OpenAI Whisper reportedly suffers from hallucinations
The Associated Press reported that OpenAI’s automatic speech recognition (ASR) system Whisper has a high potential to generate hallucinatory text. Citing interviews with several software engineers, developers and academic researchers, the publication claimed that the fictional text included racial descriptions, violence, and medical treatments and medications.
Hallucinations, in AI parlance, are a major issue that causes AI systems to generate responses that are inaccurate or misleading. In the case of Whisper, the AI is said to be inventing text that was never spoken by anyone.
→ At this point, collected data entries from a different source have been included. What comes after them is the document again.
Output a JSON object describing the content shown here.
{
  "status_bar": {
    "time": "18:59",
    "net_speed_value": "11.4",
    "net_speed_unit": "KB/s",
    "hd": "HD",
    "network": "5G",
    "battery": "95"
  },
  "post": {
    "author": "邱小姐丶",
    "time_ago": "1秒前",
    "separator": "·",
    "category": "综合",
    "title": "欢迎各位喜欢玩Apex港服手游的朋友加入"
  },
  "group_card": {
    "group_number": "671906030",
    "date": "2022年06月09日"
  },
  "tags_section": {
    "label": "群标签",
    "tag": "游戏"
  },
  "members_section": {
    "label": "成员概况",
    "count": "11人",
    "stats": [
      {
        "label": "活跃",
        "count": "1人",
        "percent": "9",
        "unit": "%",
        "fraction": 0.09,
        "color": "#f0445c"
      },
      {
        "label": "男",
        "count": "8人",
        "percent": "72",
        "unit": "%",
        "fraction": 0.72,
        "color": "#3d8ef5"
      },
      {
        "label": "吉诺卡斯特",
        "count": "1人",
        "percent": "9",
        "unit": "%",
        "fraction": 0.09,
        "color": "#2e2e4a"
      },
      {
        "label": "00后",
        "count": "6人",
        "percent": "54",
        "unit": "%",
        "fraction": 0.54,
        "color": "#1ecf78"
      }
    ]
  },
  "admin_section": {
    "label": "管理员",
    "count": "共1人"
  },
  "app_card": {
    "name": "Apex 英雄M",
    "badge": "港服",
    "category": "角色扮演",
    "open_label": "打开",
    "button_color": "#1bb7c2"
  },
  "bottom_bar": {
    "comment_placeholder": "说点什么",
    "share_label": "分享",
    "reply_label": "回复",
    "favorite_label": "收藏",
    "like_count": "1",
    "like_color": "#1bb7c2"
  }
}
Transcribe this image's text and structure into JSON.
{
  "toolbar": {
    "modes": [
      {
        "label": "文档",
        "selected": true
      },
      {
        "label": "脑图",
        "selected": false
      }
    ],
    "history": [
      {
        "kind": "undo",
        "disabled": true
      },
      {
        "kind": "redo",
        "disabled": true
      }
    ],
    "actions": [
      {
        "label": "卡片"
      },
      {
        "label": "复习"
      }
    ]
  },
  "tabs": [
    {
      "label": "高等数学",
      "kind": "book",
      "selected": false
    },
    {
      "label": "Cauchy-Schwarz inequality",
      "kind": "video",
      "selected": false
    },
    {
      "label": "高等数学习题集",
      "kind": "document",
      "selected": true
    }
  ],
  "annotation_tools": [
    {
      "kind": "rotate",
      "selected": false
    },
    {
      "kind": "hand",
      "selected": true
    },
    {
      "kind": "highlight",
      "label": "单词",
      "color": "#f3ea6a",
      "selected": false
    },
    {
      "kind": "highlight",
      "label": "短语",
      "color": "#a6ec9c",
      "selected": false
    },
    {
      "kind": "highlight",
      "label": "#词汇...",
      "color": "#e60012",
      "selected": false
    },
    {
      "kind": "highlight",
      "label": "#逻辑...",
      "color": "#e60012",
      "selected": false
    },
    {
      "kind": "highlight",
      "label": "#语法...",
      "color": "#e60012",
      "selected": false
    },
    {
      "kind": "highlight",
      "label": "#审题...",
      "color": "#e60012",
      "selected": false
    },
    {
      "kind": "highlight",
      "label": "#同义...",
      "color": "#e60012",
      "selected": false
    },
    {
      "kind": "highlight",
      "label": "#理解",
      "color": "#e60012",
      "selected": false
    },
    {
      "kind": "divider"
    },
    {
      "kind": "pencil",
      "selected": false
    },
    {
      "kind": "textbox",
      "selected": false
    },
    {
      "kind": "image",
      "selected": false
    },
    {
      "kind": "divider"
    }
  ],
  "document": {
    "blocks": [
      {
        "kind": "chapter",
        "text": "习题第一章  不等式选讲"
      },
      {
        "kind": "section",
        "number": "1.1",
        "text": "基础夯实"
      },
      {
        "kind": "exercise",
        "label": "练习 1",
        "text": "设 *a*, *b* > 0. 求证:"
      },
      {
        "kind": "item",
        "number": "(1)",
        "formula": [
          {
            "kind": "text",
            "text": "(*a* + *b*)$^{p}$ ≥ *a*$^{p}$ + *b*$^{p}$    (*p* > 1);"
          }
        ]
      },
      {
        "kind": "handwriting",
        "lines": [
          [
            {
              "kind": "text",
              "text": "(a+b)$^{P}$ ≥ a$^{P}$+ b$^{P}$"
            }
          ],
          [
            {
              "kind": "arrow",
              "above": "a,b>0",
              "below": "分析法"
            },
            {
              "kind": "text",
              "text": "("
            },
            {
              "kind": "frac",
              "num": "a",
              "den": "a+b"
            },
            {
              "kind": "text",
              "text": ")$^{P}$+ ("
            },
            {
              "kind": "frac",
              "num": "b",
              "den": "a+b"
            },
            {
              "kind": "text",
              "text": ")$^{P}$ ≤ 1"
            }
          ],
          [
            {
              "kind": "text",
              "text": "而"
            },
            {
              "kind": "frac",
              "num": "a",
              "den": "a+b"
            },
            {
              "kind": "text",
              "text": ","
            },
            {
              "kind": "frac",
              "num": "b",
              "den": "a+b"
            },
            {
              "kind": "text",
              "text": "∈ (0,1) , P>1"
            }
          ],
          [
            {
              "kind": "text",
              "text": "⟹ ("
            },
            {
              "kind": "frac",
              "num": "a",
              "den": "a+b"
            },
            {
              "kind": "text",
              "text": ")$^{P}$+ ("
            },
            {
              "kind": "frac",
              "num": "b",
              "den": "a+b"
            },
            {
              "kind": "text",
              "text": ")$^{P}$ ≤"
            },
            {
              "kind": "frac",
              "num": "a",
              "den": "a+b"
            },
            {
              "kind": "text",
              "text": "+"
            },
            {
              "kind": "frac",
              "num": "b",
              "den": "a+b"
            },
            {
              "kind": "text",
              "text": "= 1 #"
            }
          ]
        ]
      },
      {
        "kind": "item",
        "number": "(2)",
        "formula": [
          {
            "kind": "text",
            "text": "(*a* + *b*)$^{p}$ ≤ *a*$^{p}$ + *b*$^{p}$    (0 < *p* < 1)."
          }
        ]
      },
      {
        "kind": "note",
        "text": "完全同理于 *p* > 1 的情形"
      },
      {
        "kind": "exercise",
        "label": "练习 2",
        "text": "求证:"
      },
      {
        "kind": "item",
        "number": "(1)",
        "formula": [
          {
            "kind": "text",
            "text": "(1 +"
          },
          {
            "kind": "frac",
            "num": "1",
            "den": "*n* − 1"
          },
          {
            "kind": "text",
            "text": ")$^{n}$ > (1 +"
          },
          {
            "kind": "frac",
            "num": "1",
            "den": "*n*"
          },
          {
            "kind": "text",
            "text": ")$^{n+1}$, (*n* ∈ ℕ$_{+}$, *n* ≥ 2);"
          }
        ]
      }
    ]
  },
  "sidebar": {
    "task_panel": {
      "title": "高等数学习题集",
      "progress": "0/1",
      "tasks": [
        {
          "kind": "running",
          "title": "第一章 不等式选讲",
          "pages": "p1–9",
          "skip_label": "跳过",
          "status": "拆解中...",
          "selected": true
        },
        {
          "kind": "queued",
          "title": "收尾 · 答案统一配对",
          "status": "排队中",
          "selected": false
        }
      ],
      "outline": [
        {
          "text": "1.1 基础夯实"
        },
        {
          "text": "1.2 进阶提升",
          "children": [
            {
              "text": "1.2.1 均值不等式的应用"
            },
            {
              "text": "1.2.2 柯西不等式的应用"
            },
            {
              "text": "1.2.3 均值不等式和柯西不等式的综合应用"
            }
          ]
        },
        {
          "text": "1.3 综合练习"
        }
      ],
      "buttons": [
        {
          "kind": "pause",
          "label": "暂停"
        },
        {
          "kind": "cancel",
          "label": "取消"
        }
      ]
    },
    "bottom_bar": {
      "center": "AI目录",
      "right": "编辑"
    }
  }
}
In one example verified by the publication, the speaker’s sentence, “He, that boy, was going to get an umbrella, I don’t know exactly.” It was changed to “He took a big piece of the cross, a small, tiny piece… I’m sure he didn’t have a terrorist knife so he killed a lot of people.” In another example, Whisper allegedly added racial information without mention.
While hallucinations are not a new problem in the AI field, the issue of this particular tool is more impactful because the open-source technology is being used by many tools that are being used in high-risk industries. For example, Paris-based Nabla has created a whisper-based tool that is reportedly being used by more than 30,000 physicians and 40 health systems.
Nabla’s tool has been used to document more than seven million medical visits. The company also deletes the original recordings from its servers to maintain data security. This means that if any hallucinatory texts were generated in these seven million transcriptions, it is impossible to verify and correct them.
Another area where the technology is being used is in creating accessibility devices for the deaf and hard of hearing community, where again, it is quite difficult to verify the accuracy of the device. It is said that most hallucinations arise from background noise, sudden stops, and other environmental sounds.
The scope of the issue is also worrying. Citing one researcher, the publication claimed that hallucinatory text was found in eight out of every 10 audio transcriptions. A developer told the publication that hallucinations “occurred in every one of the 26,000 transcripts created with Whisper.”
Specifically, upon the launch of Whisper, OpenAI said that Whisper provides human-level robustness to pronunciation, background noise, and technical language. A spokesperson for the company told the publication that the AI firm constantly studies ways to reduce hallucinations and promised to incorporate the feedback into future model updates.